Sanam Teri Kasam
Traduction : Je jure sur toi
Langue | Hindi |
Genre | Mélodrame / Romance |
Dir. Photo | Chirantan Das |
Acteurs | Vijay Raaz, Sudesh Berry, Manish Chaudhary, Shraddha Das, Murali Sharma, Anurag Sinha, Mawra Hocane, Harshvardhan Rane, Pyumori Mehta |
Dir. Musical | Himesh Reshammiya |
Paroliers | Shabbir Ahmed, Sameer, Subrat Sinha, Himesh Reshammiya |
Chanteurs | Arijit Singh, Neeti Mohan, Sreeram Chandra, Himesh Reshammiya, Palak Muchhal, Ankit Tiwari, Mohammed Irfan, Akasa Singh, Darshan Raval |
Producteur | Deepak Mukut |
Durée | 154 mn |
Ces premières accroches du film Sanam Teri Kasam donnent une idée du drame qui va se nouer, accompagné de très belles chanson interprétées par les merveilleux Ankit Tiwari et Arijit Singh. Cela faisait très longtemps qu’un couple ne m’avait pas autant bouleversée. Sanam Teri Kasam porte une intensité émotionnelle qui crève l’écran et donne envie de plonger dans l’univers romantique de Radhika Rao et Vinay Sapru.
Les deux héros, Saru et Inder, sont touchants par leur naturel et leur authenticité.

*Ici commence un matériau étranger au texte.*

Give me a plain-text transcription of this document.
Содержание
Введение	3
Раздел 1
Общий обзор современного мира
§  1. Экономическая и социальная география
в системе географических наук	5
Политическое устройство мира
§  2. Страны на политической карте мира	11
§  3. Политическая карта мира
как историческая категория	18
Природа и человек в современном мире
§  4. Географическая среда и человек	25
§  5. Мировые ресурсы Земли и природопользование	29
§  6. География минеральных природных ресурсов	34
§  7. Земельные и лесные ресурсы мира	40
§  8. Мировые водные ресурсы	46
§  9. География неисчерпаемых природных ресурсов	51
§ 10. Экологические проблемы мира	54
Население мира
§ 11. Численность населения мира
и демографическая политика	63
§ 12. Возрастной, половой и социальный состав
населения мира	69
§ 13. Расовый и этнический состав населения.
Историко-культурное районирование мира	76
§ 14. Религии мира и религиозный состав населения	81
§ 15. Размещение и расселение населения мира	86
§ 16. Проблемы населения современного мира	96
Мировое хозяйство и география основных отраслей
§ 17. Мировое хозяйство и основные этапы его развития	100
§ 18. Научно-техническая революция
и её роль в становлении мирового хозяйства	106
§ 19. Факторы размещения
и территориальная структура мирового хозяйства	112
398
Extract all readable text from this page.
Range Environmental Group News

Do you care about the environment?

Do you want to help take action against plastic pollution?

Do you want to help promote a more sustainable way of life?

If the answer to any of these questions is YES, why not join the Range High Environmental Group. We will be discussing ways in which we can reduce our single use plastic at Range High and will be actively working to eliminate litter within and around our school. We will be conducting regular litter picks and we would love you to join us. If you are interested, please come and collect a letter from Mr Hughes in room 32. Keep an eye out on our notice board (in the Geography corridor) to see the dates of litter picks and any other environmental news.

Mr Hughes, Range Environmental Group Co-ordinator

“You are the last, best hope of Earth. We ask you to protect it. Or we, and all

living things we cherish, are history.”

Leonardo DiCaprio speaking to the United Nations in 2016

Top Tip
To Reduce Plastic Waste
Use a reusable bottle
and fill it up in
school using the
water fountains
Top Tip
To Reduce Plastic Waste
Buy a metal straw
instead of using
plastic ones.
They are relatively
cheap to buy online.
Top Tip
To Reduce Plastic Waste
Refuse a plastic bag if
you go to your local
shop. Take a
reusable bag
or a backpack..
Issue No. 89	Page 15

Admirablement mis en scène et filmés, ils sont la quintessence des jeunes gens que tout sépare : leurs origines, leur éducation et leur expérience. Face à l’anathème paternel lancé contre Saraswati, quels secours pourra-t-elle trouver ?
Dans une famille traditionnelle brahmane Saraswati se prépare à recevoir un prétendant. Saraswati Saru Parthsarthy est issue d’une famille d’origine tamoule très à cheval sur les traditions, elle est éduquée pour être effacée et soumise à son père. Elle voudrait donner satisfaction à sa famille en se mariant avec un brahmane à la hauteur de leurs exigences.
Déception ! La famille du jeune homme prévient qu’il a déjà fait son choix et ne rencontrera pas la jeune fille. Nouvelle déception de sa sœur cadette car elle se languit de se marier avec son promis. Or, leur père a décidé de marier d’abord sa fille aînée avant la plus jeune comme il est de tradition. Saraswati tente de calmer sa sœur en lui promettant de tout faire pour trouver le fiancé que leurs parents accepteront.
La communauté de l’immeuble, où vit Saraswati, est choquée par l’attitude d’un voisin, repris de justice notoire, qui reçoit des belles à des heures indues. Inder Parihaar a fait huit ans de prison, il est avare de paroles, reçoit de jolies filles chez lui, nourrit les chats avec du lait et fait sa musculation torse nu, couvert de tatouages.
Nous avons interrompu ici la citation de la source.